Tragically, the Katanga Rebellion seems to have been conceived in direct opposition to Patrice Lumumba’s newly independent Democratic Republic of the Congo. And in less than three months Lumumba was kidnapped and murdered inside the breakaway state.
This took place despite the fact that Lumumba had sent a telegram to the UN Secretary-General insisting that something be done about “Belgium’s military aggression” and its overt backing of Katangese secession.
What had likely also assured Lumumba’s assassination was that with the UN doing nothing, he sent a telegram to Soviet Premier Nikita Khrushchev, requesting Khrushchev closely monitor the situation in the Congo.
Today it is generally agreed that while the US and Belgium actively plotted to murder Patrice Lumumba, the British also secretly wanted to get rid of him because they too believed Lumumba posed a threat to their own mining interests in the Congo.

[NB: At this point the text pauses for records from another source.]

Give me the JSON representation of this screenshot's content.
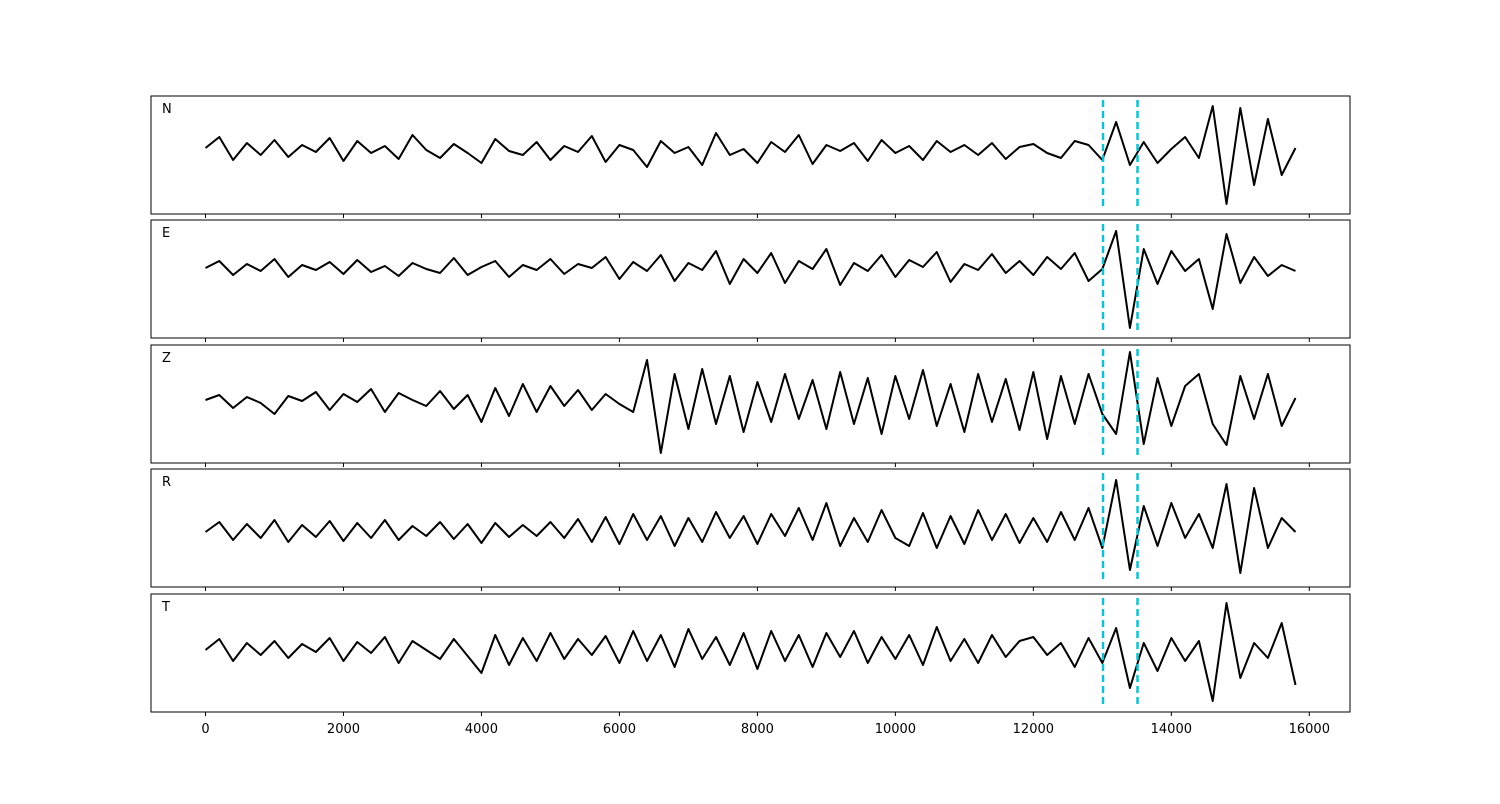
{
  "chart_data": [
    {
      "type": "line",
      "title": "N",
      "color": "#000000",
      "xlim": [
        -790,
        16590
      ],
      "ylim": [
        -59,
        59
      ],
      "xticks": [
        0,
        2000,
        4000,
        6000,
        8000,
        10000,
        12000,
        14000,
        16000
      ],
      "vlines": [
        13010,
        13510
      ],
      "vline_color": "#17becf",
      "x": [
        0,
        200,
        400,
        600,
        800,
        1000,
        1200,
        1400,
        1600,
        1800,
        2000,
        2200,
        2400,
        2600,
        2800,
        3000,
        3200,
        3400,
        3600,
        3800,
        4000,
        4200,
        4400,
        4600,
        4800,
        5000,
        5200,
        5400,
        5600,
        5800,
        6000,
        6200,
        6400,
        6600,
        6800,
        7000,
        7200,
        7400,
        7600,
        7800,
        8000,
        8200,
        8400,
        8600,
        8800,
        9000,
        9200,
        9400,
        9600,
        9800,
        10000,
        10200,
        10400,
        10600,
        10800,
        11000,
        11200,
        11400,
        11600,
        11800,
        12000,
        12200,
        12400,
        12600,
        12800,
        13000,
        13200,
        13400,
        13600,
        13800,
        14000,
        14200,
        14400,
        14600,
        14800,
        15000,
        15200,
        15400,
        15600,
        15800
      ],
      "values": [
        7,
        18,
        -5,
        12,
        0,
        15,
        -2,
        10,
        3,
        17,
        -6,
        14,
        2,
        9,
        -4,
        20,
        5,
        -3,
        11,
        2,
        -8,
        16,
        4,
        0,
        13,
        -5,
        9,
        3,
        19,
        -7,
        10,
        5,
        -12,
        14,
        2,
        8,
        -10,
        22,
        0,
        6,
        -8,
        13,
        3,
        20,
        -9,
        10,
        4,
        12,
        -6,
        15,
        2,
        9,
        -5,
        14,
        3,
        10,
        0,
        12,
        -4,
        8,
        11,
        2,
        -3,
        14,
        10,
        -5,
        33,
        -10,
        13,
        -8,
        6,
        18,
        -3,
        49,
        -49,
        47,
        -30,
        36,
        -20,
        7
      ]
    },
    {
      "type": "line",
      "title": "E",
      "color": "#000000",
      "xlim": [
        -790,
        16590
      ],
      "ylim": [
        -59,
        59
      ],
      "xticks": [
        0,
        2000,
        4000,
        6000,
        8000,
        10000,
        12000,
        14000,
        16000
      ],
      "vlines": [
        13010,
        13510
      ],
      "vline_color": "#17becf",
      "x": [
        0,
        200,
        400,
        600,
        800,
        1000,
        1200,
        1400,
        1600,
        1800,
        2000,
        2200,
        2400,
        2600,
        2800,
        3000,
        3200,
        3400,
        3600,
        3800,
        4000,
        4200,
        4400,
        4600,
        4800,
        5000,
        5200,
        5400,
        5600,
        5800,
        6000,
        6200,
        6400,
        6600,
        6800,
        7000,
        7200,
        7400,
        7600,
        7800,
        8000,
        8200,
        8400,
        8600,
        8800,
        9000,
        9200,
        9400,
        9600,
        9800,
        10000,
        10200,
        10400,
        10600,
        10800,
        11000,
        11200,
        11400,
        11600,
        11800,
        12000,
        12200,
        12400,
        12600,
        12800,
        13000,
        13200,
        13400,
        13600,
        13800,
        14000,
        14200,
        14400,
        14600,
        14800,
        15000,
        15200,
        15400,
        15600,
        15800
      ],
      "values": [
        11,
        18,
        4,
        15,
        8,
        20,
        2,
        14,
        9,
        17,
        5,
        19,
        7,
        13,
        3,
        16,
        10,
        6,
        21,
        4,
        12,
        18,
        2,
        14,
        9,
        20,
        5,
        15,
        11,
        22,
        0,
        17,
        8,
        24,
        -2,
        16,
        9,
        28,
        -5,
        20,
        6,
        26,
        -4,
        18,
        10,
        30,
        -6,
        16,
        8,
        24,
        2,
        19,
        12,
        27,
        -3,
        15,
        9,
        25,
        6,
        18,
        4,
        22,
        10,
        26,
        -2,
        10,
        48,
        -49,
        30,
        -5,
        28,
        8,
        20,
        -30,
        45,
        -4,
        22,
        3,
        14,
        8
      ]
    },
    {
      "type": "line",
      "title": "Z",
      "color": "#000000",
      "xlim": [
        -790,
        16590
      ],
      "ylim": [
        -59,
        59
      ],
      "xticks": [
        0,
        2000,
        4000,
        6000,
        8000,
        10000,
        12000,
        14000,
        16000
      ],
      "vlines": [
        13010,
        13510
      ],
      "vline_color": "#17becf",
      "x": [
        0,
        200,
        400,
        600,
        800,
        1000,
        1200,
        1400,
        1600,
        1800,
        2000,
        2200,
        2400,
        2600,
        2800,
        3000,
        3200,
        3400,
        3600,
        3800,
        4000,
        4200,
        4400,
        4600,
        4800,
        5000,
        5200,
        5400,
        5600,
        5800,
        6000,
        6200,
        6400,
        6600,
        6800,
        7000,
        7200,
        7400,
        7600,
        7800,
        8000,
        8200,
        8400,
        8600,
        8800,
        9000,
        9200,
        9400,
        9600,
        9800,
        10000,
        10200,
        10400,
        10600,
        10800,
        11000,
        11200,
        11400,
        11600,
        11800,
        12000,
        12200,
        12400,
        12600,
        12800,
        13000,
        13200,
        13400,
        13600,
        13800,
        14000,
        14200,
        14400,
        14600,
        14800,
        15000,
        15200,
        15400,
        15600,
        15800
      ],
      "values": [
        4,
        9,
        -4,
        7,
        1,
        -10,
        8,
        3,
        12,
        -6,
        10,
        2,
        15,
        -8,
        11,
        4,
        -2,
        13,
        -5,
        9,
        -18,
        16,
        -12,
        20,
        -8,
        18,
        -2,
        14,
        -6,
        10,
        0,
        -8,
        44,
        -49,
        30,
        -25,
        35,
        -20,
        28,
        -28,
        22,
        -18,
        30,
        -15,
        24,
        -25,
        32,
        -20,
        26,
        -30,
        28,
        -15,
        34,
        -22,
        20,
        -28,
        30,
        -18,
        25,
        -26,
        32,
        -35,
        28,
        -20,
        30,
        -10,
        -30,
        52,
        -40,
        26,
        -22,
        18,
        30,
        -20,
        -41,
        28,
        -15,
        30,
        -22,
        6
      ]
    },
    {
      "type": "line",
      "title": "R",
      "color": "#000000",
      "xlim": [
        -790,
        16590
      ],
      "ylim": [
        -59,
        59
      ],
      "xticks": [
        0,
        2000,
        4000,
        6000,
        8000,
        10000,
        12000,
        14000,
        16000
      ],
      "vlines": [
        13010,
        13510
      ],
      "vline_color": "#17becf",
      "x": [
        0,
        200,
        400,
        600,
        800,
        1000,
        1200,
        1400,
        1600,
        1800,
        2000,
        2200,
        2400,
        2600,
        2800,
        3000,
        3200,
        3400,
        3600,
        3800,
        4000,
        4200,
        4400,
        4600,
        4800,
        5000,
        5200,
        5400,
        5600,
        5800,
        6000,
        6200,
        6400,
        6600,
        6800,
        7000,
        7200,
        7400,
        7600,
        7800,
        8000,
        8200,
        8400,
        8600,
        8800,
        9000,
        9200,
        9400,
        9600,
        9800,
        10000,
        10200,
        10400,
        10600,
        10800,
        11000,
        11200,
        11400,
        11600,
        11800,
        12000,
        12200,
        12400,
        12600,
        12800,
        13000,
        13200,
        13400,
        13600,
        13800,
        14000,
        14200,
        14400,
        14600,
        14800,
        15000,
        15200,
        15400,
        15600,
        15800
      ],
      "values": [
        -4,
        6,
        -12,
        4,
        -10,
        8,
        -14,
        3,
        -9,
        7,
        -13,
        5,
        -10,
        8,
        -12,
        2,
        -8,
        6,
        -11,
        4,
        -15,
        5,
        -9,
        3,
        -8,
        6,
        -10,
        9,
        -14,
        11,
        -16,
        14,
        -12,
        12,
        -18,
        10,
        -14,
        16,
        -10,
        12,
        -16,
        14,
        -8,
        20,
        -12,
        25,
        -18,
        10,
        -14,
        18,
        -10,
        -18,
        15,
        -20,
        12,
        -16,
        18,
        -12,
        14,
        -15,
        10,
        -14,
        16,
        -12,
        20,
        -20,
        48,
        -42,
        22,
        -18,
        25,
        -10,
        14,
        -20,
        44,
        -45,
        40,
        -20,
        10,
        -4
      ]
    },
    {
      "type": "line",
      "title": "T",
      "color": "#000000",
      "xlim": [
        -790,
        16590
      ],
      "ylim": [
        -59,
        59
      ],
      "xticks": [
        0,
        2000,
        4000,
        6000,
        8000,
        10000,
        12000,
        14000,
        16000
      ],
      "vlines": [
        13010,
        13510
      ],
      "vline_color": "#17becf",
      "x": [
        0,
        200,
        400,
        600,
        800,
        1000,
        1200,
        1400,
        1600,
        1800,
        2000,
        2200,
        2400,
        2600,
        2800,
        3000,
        3200,
        3400,
        3600,
        3800,
        4000,
        4200,
        4400,
        4600,
        4800,
        5000,
        5200,
        5400,
        5600,
        5800,
        6000,
        6200,
        6400,
        6600,
        6800,
        7000,
        7200,
        7400,
        7600,
        7800,
        8000,
        8200,
        8400,
        8600,
        8800,
        9000,
        9200,
        9400,
        9600,
        9800,
        10000,
        10200,
        10400,
        10600,
        10800,
        11000,
        11200,
        11400,
        11600,
        11800,
        12000,
        12200,
        12400,
        12600,
        12800,
        13000,
        13200,
        13400,
        13600,
        13800,
        14000,
        14200,
        14400,
        14600,
        14800,
        15000,
        15200,
        15400,
        15600,
        15800
      ],
      "values": [
        3,
        14,
        -8,
        10,
        -2,
        12,
        -5,
        9,
        1,
        15,
        -8,
        11,
        0,
        16,
        -10,
        12,
        3,
        -6,
        14,
        -3,
        -20,
        18,
        -12,
        15,
        -8,
        20,
        -6,
        14,
        -2,
        17,
        -10,
        22,
        -8,
        18,
        -14,
        24,
        -6,
        16,
        -12,
        20,
        -16,
        22,
        -8,
        18,
        -14,
        20,
        -4,
        22,
        -10,
        16,
        -6,
        18,
        -12,
        26,
        -8,
        14,
        -10,
        18,
        -4,
        12,
        16,
        -2,
        10,
        -14,
        15,
        -10,
        25,
        -35,
        10,
        -18,
        15,
        -8,
        12,
        -48,
        50,
        -25,
        10,
        -5,
        30,
        -32
      ]
    }
  ]
}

So it was not a pleasant time for a former humble Wollongong radio station manager to be involved with two of the United Nations’ great failures – the Arab-Israeli conflict and the Congolese struggle for independence.
Indeed, in 1961, after being appointed the United Nations Representative in Katanga by UN Secretary General Dag Hammarskjöld, Smith and a colleague were themselves kidnapped and beaten by Katangese paratroopers – yet survived through the intervention of an American diplomat.
Nonetheless, it all rocketed Smith towards the upper echelons of the UN and he was later appointed the Personal Representative of the Secretary General U Thant in East and Central Africa.
Moreover, in 1964 Smith was given the honour of delivering the Boyer Lecture for the Australian Broadcasting Commission titled “Along the Edge of Peace”.
By 1966 he became a visiting professor at Princeton University before ending his career as Director of the United Nations Office in London from 1968 to 1974.
Smith then retired to Stroud in Gloucestershire – a very long way from the prison walls of Goulburn Gaol and the fledgling offices of radio station 2WL in Wollongong’s Kembla Street.